Vu les pièces versées en cause et notamment la décision critiquée ;

Le juge-rapporteur entendu en son rapport, ainsi que Maître Ardavan Fatholahzadeh et Monsieur le délégué du gouvernement Felipe Lorenzo en leurs plaidoiries respectives à l’audience publique de ce jour.

En date du 14 mars 2023, Monsieur … introduisit auprès du ministère des Affaires étrangères et européennes, ci-après désigné par « le ministère », une demande de protection internationale au sens de la loi modifiée du 18 décembre 2015 relative à la protection internationale et à la protection temporaire, ci-après désignée par « la loi du 18 décembre 2015 ».

Le même jour, Monsieur … fut entendu par un agent de la police grand-ducale, service de police judiciaire, section …, sur son identité et sur l’itinéraire suivi pour venir au Luxembourg.

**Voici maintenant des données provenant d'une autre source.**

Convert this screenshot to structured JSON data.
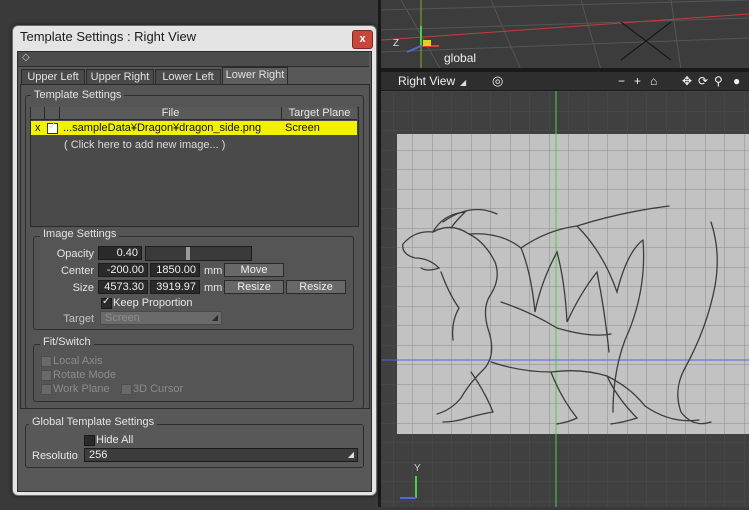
{
  "dialog": {
    "title": "Template Settings : Right View",
    "close_label": "x",
    "collapse_icon": "collapse-toggle-icon"
  },
  "tabs": [
    {
      "label": "Upper Left",
      "active": false
    },
    {
      "label": "Upper Right",
      "active": false
    },
    {
      "label": "Lower Left",
      "active": false
    },
    {
      "label": "Lower Right",
      "active": true
    }
  ],
  "template_settings": {
    "group_label": "Template Settings",
    "columns": {
      "file": "File",
      "target": "Target Plane"
    },
    "rows": [
      {
        "mark": "x",
        "checked": true,
        "file": "...sampleData¥Dragon¥dragon_side.png",
        "target": "Screen"
      }
    ],
    "add_row_text": "( Click here to add new image... )"
  },
  "image_settings": {
    "group_label": "Image Settings",
    "opacity_label": "Opacity",
    "opacity_value": "0.40",
    "opacity_level": 0.4,
    "center_label": "Center",
    "center_x": "-200.00",
    "center_y": "1850.00",
    "center_unit": "mm",
    "move_label": "Move",
    "size_label": "Size",
    "size_x": "4573.30",
    "size_y": "3919.97",
    "size_unit": "mm",
    "resize1_label": "Resize",
    "resize2_label": "Resize",
    "keep_proportion_label": "Keep Proportion",
    "target_label": "Target",
    "target_value": "Screen"
  },
  "fit_switch": {
    "group_label": "Fit/Switch",
    "local_axis": "Local Axis",
    "rotate_mode": "Rotate Mode",
    "work_plane": "Work Plane",
    "cursor_3d": "3D Cursor"
  },
  "global_settings": {
    "group_label": "Global Template Settings",
    "hide_all_label": "Hide All",
    "resolution_label": "Resolutio",
    "resolution_value": "256"
  },
  "viewport": {
    "title": "Right View",
    "top_axis_label": "global",
    "axis_z": "Z",
    "axis_x": "X",
    "axis_y": "Y",
    "tools": [
      "−",
      "+",
      "⌂",
      "✥",
      "⟳",
      "⚲",
      "●"
    ]
  },
  "colors": {
    "selected_row": "#f2f200",
    "close_button": "#c8463a",
    "axis_green": "#4ccd4c",
    "axis_red": "#d84040"
  }
}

Une recherche effectuée à la même date dans la base de données Eurodac révéla qu’outre la susdite demande de protection internationale introduite au Luxembourg en date du 14 mars 2023, l’intéressé avait auparavant déposé des demandes de protection internationale en Italie, en date du 19 septembre 2014, ainsi qu’en Allemagne, en date du 16 septembre 2016.

1Il s’avéra encore, suite à une recherche effectuée dans la base de données du Système d’Information Schengen (SIS), qu’en date du 20 février 2023, Monsieur … a fait l’objet d’un signalement SIS pour interdiction d’entrée sur le territoire par les autorités danoises.

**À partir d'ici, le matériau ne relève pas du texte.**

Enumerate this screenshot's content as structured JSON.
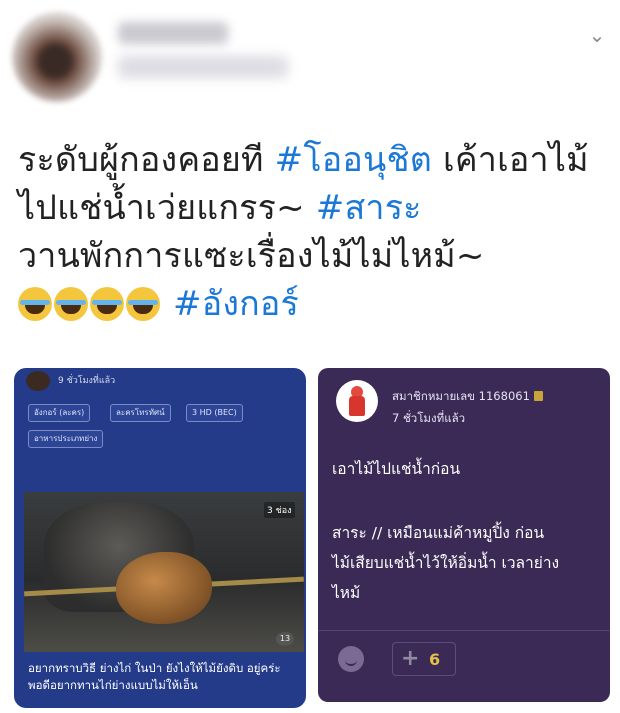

Le 15 mars 2023, Monsieur … fut entendu par un agent du ministère, en vue de déterminer l’Etat responsable de l’examen de sa demande de protection internationale en vertu du règlement (UE) n° 604/2013 du Parlement européen et du Conseil du 26 juin 2013 établissant les critères et mécanismes de détermination de l’Etat membre responsable de l’examen d’une demande de protection internationale introduite dans l’un des Etats membres par un ressortissant de pays tiers ou un apatride, ci-après désigné par « le règlement Dublin III ».

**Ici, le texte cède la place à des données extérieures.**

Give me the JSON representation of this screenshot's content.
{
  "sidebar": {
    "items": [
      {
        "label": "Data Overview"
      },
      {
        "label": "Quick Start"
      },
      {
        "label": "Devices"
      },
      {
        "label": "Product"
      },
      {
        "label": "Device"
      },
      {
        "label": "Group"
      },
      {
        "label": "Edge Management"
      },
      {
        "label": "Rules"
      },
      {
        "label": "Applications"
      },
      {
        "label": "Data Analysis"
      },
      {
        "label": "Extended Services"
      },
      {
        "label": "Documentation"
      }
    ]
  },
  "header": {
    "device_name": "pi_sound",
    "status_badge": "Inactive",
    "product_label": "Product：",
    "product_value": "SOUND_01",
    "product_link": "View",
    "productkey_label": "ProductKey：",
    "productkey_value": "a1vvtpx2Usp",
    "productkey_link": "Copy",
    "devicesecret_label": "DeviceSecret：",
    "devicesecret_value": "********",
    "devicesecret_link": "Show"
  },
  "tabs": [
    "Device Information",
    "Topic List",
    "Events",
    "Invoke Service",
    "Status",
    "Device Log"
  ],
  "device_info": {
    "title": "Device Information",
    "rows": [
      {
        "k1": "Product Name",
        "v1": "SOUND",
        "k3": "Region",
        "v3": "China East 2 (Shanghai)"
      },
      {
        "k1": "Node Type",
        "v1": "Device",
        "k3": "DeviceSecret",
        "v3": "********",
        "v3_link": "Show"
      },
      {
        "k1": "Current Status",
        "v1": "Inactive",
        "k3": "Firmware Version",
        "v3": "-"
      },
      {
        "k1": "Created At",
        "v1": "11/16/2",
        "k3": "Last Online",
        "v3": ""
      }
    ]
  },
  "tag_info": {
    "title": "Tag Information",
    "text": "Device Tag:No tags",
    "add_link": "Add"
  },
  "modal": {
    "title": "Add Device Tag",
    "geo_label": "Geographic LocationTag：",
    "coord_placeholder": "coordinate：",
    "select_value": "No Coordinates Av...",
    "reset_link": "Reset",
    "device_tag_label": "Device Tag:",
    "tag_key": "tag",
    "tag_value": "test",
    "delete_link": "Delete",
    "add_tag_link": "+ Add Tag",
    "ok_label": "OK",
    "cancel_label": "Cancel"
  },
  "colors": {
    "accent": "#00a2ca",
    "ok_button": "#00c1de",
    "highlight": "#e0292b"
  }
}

Par arrêté du 15 mars 2023, le ministre de l’Immigration et de l’Asile, ci-après désigné par « le ministre », assigna Monsieur … à résidence à la structure d’hébergement d’urgence du Kirchberg (SHUK), pour une durée de trois mois.

En date du 17 mars 2023, les autorités luxembourgeoises contactèrent les autorités allemandes aux fins de la reprise en charge de Monsieur … sur base de l’article 18, paragraphe (1), point b) du règlement Dublin III, ce que ces dernières acceptèrent par courrier du 21 mars 2023 sur base de l’article 18, paragraphe (1), point d) du règlement Dublin III.

Par arrêté du 23 mai 2023, notifié à l’intéressé le même jour, le ministre décida de placer Monsieur … au Centre de rétention pour une durée maximale de trois mois à partir de la notification de la décision. Cette décision repose sur les considérations et motifs suivants :

« […] Vu l'article 22 de la loi modifiée du 18 décembre 2015 relative à la protection internationale et à la protection temporaire ;

Vu la loi modifiée du 28 mai 2009 concernant le Centre de rétention ;

Vu mon arrêté du 15 mars 2023, notifié le même jour, assignant l'intéressé à résidence sur base de l'article 22, paragraphe (3), point b) ;

Considérant que l'intéressé a disparu de la structure d'hébergement en date des 18 mars 2023, 29 mars 2023, 2 avril 2023, 18 avril 2023 et 28 avril 2023 ;

Considérant le non-respect des conditions de l'assignation à résidence du 15 mars 2023 ;

Vu l'accord de reprise en charge des autorités allemandes du 21 mars 2023 sur base de l'article 18, paragraphe (1), point d) du règlement (UE) n° 604/2013 du Parlement Européen et du Conseil du 26 juin 2013 ;

Considérant qu'il existe un risque de fuite non négligeable dans le chef de l'intéressé comme défini à l'article 22, paragraphe (2), point d) de la loi modifiée du 18 décembre 2015 précitée ;

Considérant que la mesure moins coercitive dont bénéficiait l'intéressé ne peut ainsi plus lui être efficacement appliquée ;

Considérant qu'il y a lieu de révoquer la mesure moins coercitive sur base de l'article 22, paragraphe (3), alinéa 3 et que le placement en rétention est ordonné ; […] ».

En date du 25 mai 2023, les autorités luxembourgeoises contactèrent les autorités françaises aux fins de la prise en charge de Monsieur … sur base des articles 12, paragraphe (1), 19, paragraphe (1) et 28 du règlement Dublin III.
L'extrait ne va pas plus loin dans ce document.